All of which leaves Hardy’s wife, for whom Hardy had a sincere affection. Gone was the initial flush of sexual attraction and mutual romance and the excitement of first love and optimism, but something more than friendship although less than love remained. Their marriage was fundamental to them both, without which they would have been ships sailing without a port. For her it was hearth, home, and tradition. For him it was the focal point from which he could sally and return. She knew of his dalliances, but never called him out. He felt negligent at times, but knew that life was short.
Did Hardy love all three women? Yes. Did he love them all equally? Yes again, but differently. Had he lost any one of them, he would have been sad, but not disconsolate. The enabling factor in loving many women was distance – or selfishness, or arrogance, or male privilege, depending on the observer – but whatever the underlying reason, Hardy’s life was more complete than any of his colleagues or friends. He had organized and managed his life well, gauging risk and reward like a bookie, extending his allure until the pasture gate was closed, never promising more than he could deliver, and ready for all that might come down the pike.

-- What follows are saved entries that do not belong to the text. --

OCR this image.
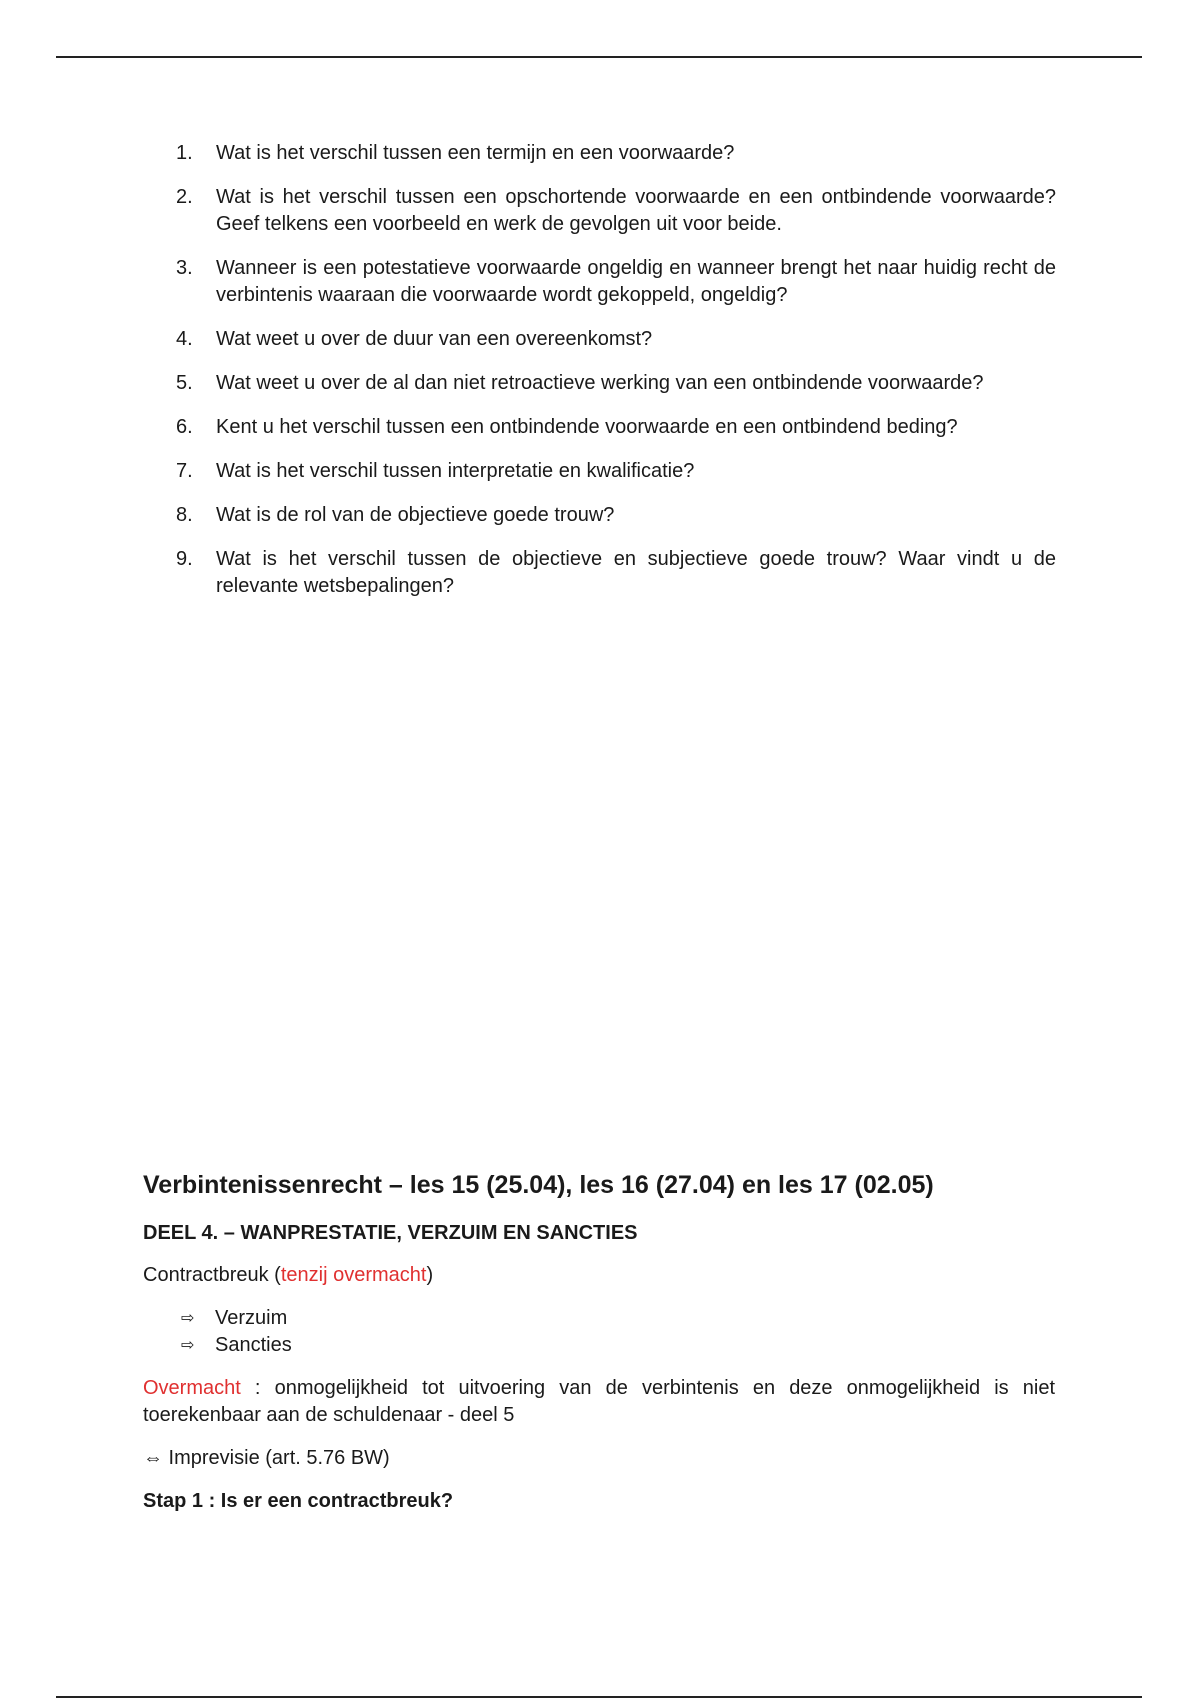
1.	Wat is het verschil tussen een termijn en een voorwaarde?
2.	Wat is het verschil tussen een opschortende voorwaarde en een ontbindende voorwaarde? Geef telkens een voorbeeld en werk de gevolgen uit voor beide.
3.	Wanneer is een potestatieve voorwaarde ongeldig en wanneer brengt het naar huidig recht de verbintenis waaraan die voorwaarde wordt gekoppeld, ongeldig?
4.	Wat weet u over de duur van een overeenkomst?
5.	Wat weet u over de al dan niet retroactieve werking van een ontbindende voorwaarde?
6.	Kent u het verschil tussen een ontbindende voorwaarde en een ontbindend beding?
7.	Wat is het verschil tussen interpretatie en kwalificatie?
8.	Wat is de rol van de objectieve goede trouw?
9.	Wat is het verschil tussen de objectieve en subjectieve goede trouw? Waar vindt u de relevante wetsbepalingen?
Verbintenissenrecht – les 15 (25.04), les 16 (27.04) en les 17 (02.05)
DEEL 4. – WANPRESTATIE, VERZUIM EN SANCTIES

Contractbreuk (tenzij overmacht)

⇨	Verzuim
⇨	Sancties

Overmacht : onmogelijkheid tot uitvoering van de verbintenis en deze onmogelijkheid is niet toerekenbaar aan de schuldenaar - deel 5

⇔ Imprevisie (art. 5.76 BW)

Stap 1 : Is er een contractbreuk?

Granted, none of this would have been possible without the largesse of the World Bank and the need for hands-on supervision of its projects in the Third World; but other colleagues travelled as much as Hardy and were content just with positive loan performance. He performed well and lived well. He dined well, slept well, and bedded well. And none of the three women in his life knew about or wanted to know about the others. They were content with what they had and what they shared, and none wanted to take more than their fair share, their due, or their pound of flesh. The conditions were right for the the longevity of the triad; but this does not take away the essential point – love can be shared and shared equally. It takes women for whom exclusivity means little and men for whom control is alien; but most of all beings who understand that love, affection, sexual satisfaction, allure, and desire are what make us human. Not the Lawrentian epiphanic love, the love that opens spiritual doors, but a love which is indeed at the heart of the matter.